This guide compares 8 leading AI code security review tools for M&A due diligence, vendor assessment, and outsourced development audits. You'll learn what each tool does well, where it falls short, how much it costs, and how to choose the right solution for your acquisition timeline and risk tolerance. For comprehensive M&A code security services, Phoenix Shield provides AI-driven analysis with expert validation.
What Are AI Code Security Review Tools?
AI code security review tools use machine learning, static analysis, and pattern recognition to automatically scan codebases for security vulnerabilities, compliance violations, technical debt, and architectural risks.
Unlike traditional code review (security experts manually reading code) or basic static analysis (pattern-matching for known bugs), AI code security tools combine multiple techniques:
1. Semantic Code Understanding
AI models parse code into abstract syntax trees (ASTs) that understand language semantics, not just text patterns. This catches issues like "user input flows into database query five function calls deep" or "this authentication check can be bypassed through exception handling."
2. Threat Modeling & Attack Surface Analysis
Modern tools map data flows from external inputs (API endpoints, file uploads, user forms) through application logic to sensitive operations (database writes, file system access, third-party API calls). They identify where untrusted data reaches privileged operations without validation.
3. Dependency Vulnerability Scanning
AI tools analyze every third-party library, framework, and package for known CVEs (Common Vulnerabilities and Exposures). They flag outdated dependencies with public exploits, licensing violations, and supply chain risks like backdoored packages.
4. Compliance Rule Engines
Security standards like OWASP Top 10, CWE, PCI-DSS, GDPR, SOC 2, and HIPAA have technical requirements. AI tools encode these as rules: "passwords must be hashed with bcrypt/Argon2," "PII must not appear in application logs," "encryption must use AES-256 or stronger."
Why AI code security review matters for M&A:
Manual security audits are thorough but slow. A senior security engineer reviews 200-400 lines per hour. A 150,000-line codebase requires 375-750 hours of review time — that's 9-18 weeks of full-time work costing $40K-$90K.
AI tools scan 150,000 lines in 3-6 hours. They don't replace expert judgment (more on this later), but they triage findings so human experts focus on validating real risks rather than reading every line of code.
For M&A due diligence, speed is critical. Deal timelines run 4-12 weeks. Waiting 8 weeks for manual review kills momentum and risks competitive bids. AI security tools deliver preliminary findings in days, with comprehensive validated reports completed within 1-3 weeks to fit within deal windows.

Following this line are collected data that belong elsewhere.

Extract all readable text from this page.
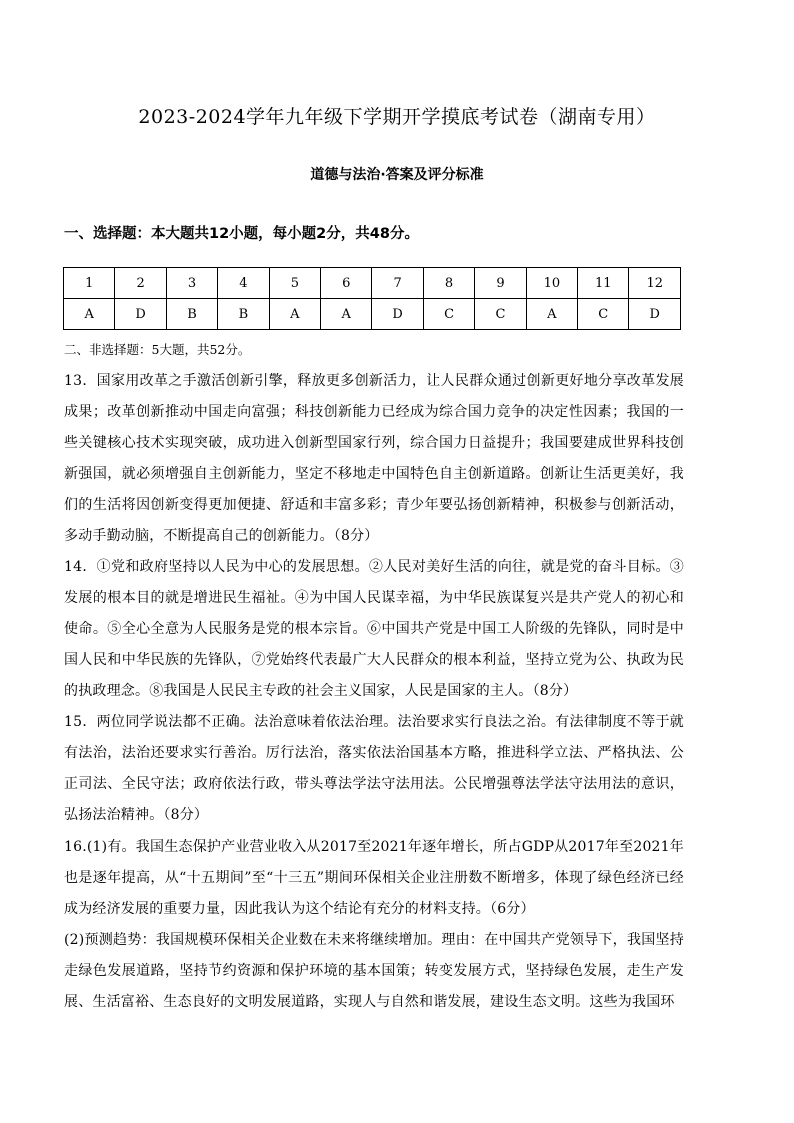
2023-2024学年九年级下学期开学摸底考试卷（湖南专用）
道德与法治·答案及评分标准
一、选择题：本大题共12小题，每小题2分，共48分。
1	2	3	4	5	6	7	8	9	10	11	12
A	D	B	B	A	A	D	C	C	A	C	D
二、非选择题：5大题，共52分。
13．国家用改革之手激活创新引擎，释放更多创新活力，让人民群众通过创新更好地分享改革发展成果；改革创新推动中国走向富强；科技创新能力已经成为综合国力竞争的决定性因素；我国的一些关键核心技术实现突破，成功进入创新型国家行列，综合国力日益提升；我国要建成世界科技创新强国，就必须增强自主创新能力，坚定不移地走中国特色自主创新道路。创新让生活更美好，我们的生活将因创新变得更加便捷、舒适和丰富多彩；青少年要弘扬创新精神，积极参与创新活动，多动手勤动脑，不断提高自己的创新能力。（8分）
14．①党和政府坚持以人民为中心的发展思想。②人民对美好生活的向往，就是党的奋斗目标。③发展的根本目的就是增进民生福祉。④为中国人民谋幸福，为中华民族谋复兴是共产党人的初心和使命。⑤全心全意为人民服务是党的根本宗旨。⑥中国共产党是中国工人阶级的先锋队，同时是中国人民和中华民族的先锋队，⑦党始终代表最广大人民群众的根本利益，坚持立党为公、执政为民的执政理念。⑧我国是人民民主专政的社会主义国家，人民是国家的主人。（8分）
15．两位同学说法都不正确。法治意味着依法治理。法治要求实行良法之治。有法律制度不等于就有法治，法治还要求实行善治。厉行法治，落实依法治国基本方略，推进科学立法、严格执法、公正司法、全民守法；政府依法行政，带头尊法学法守法用法。公民增强尊法学法守法用法的意识，弘扬法治精神。（8分）
16.(1)有。我国生态保护产业营业收入从2017至2021年逐年增长，所占GDP从2017年至2021年也是逐年提高，从“十五期间”至“十三五”期间环保相关企业注册数不断增多，体现了绿色经济已经成为经济发展的重要力量，因此我认为这个结论有充分的材料支持。（6分）
(2)预测趋势：我国规模环保相关企业数在未来将继续增加。理由：在中国共产党领导下，我国坚持走绿色发展道路，坚持节约资源和保护环境的基本国策；转变发展方式，坚持绿色发展，走生产发展、生活富裕、生态良好的文明发展道路，实现人与自然和谐发展，建设生态文明。这些为我国环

Why Manual Code Review Fails at M&A Scale
Traditional security audits work for small codebases or focused penetration tests. They break down in M&A scenarios for three reasons:
1. Volume exceeds manual capacity
Mid-market acquisitions involve codebases of 50,000-500,000 lines across multiple repositories. Enterprise deals hit millions of lines. Even fast reviewers can't analyze this much code within M&A timelines without astronomical budgets.
2. Domain expertise doesn't scale across tech stacks
The target company might use Python, Go, and JavaScript across backend, frontend, and infrastructure. Few security experts have deep knowledge across all three. AI tools understand 20+ languages and 100+ frameworks without specialization constraints.
3. False confidence from sampling
Budget-constrained manual audits sample "high-risk areas" instead of comprehensive review. But in M&A, you don't know what you don't know. The critical vulnerability might be in the "low-risk" billing module the auditor skipped. AI tools analyze everything, then humans validate findings.
Real example: A fintech acquisition had clean penetration test results. The pentest focused on authentication, API security, and database access. AI code review found the real risk elsewhere: a background job processing payment webhooks had zero input validation and wrote unsanitized user data directly to financial transaction logs. Attackers could inject arbitrary transactions by manipulating webhook payloads. The pentest never looked at background jobs.
The AI + expert hybrid model:
Best practice combines AI breadth with expert depth:
- AI tools scan the entire codebase (hours)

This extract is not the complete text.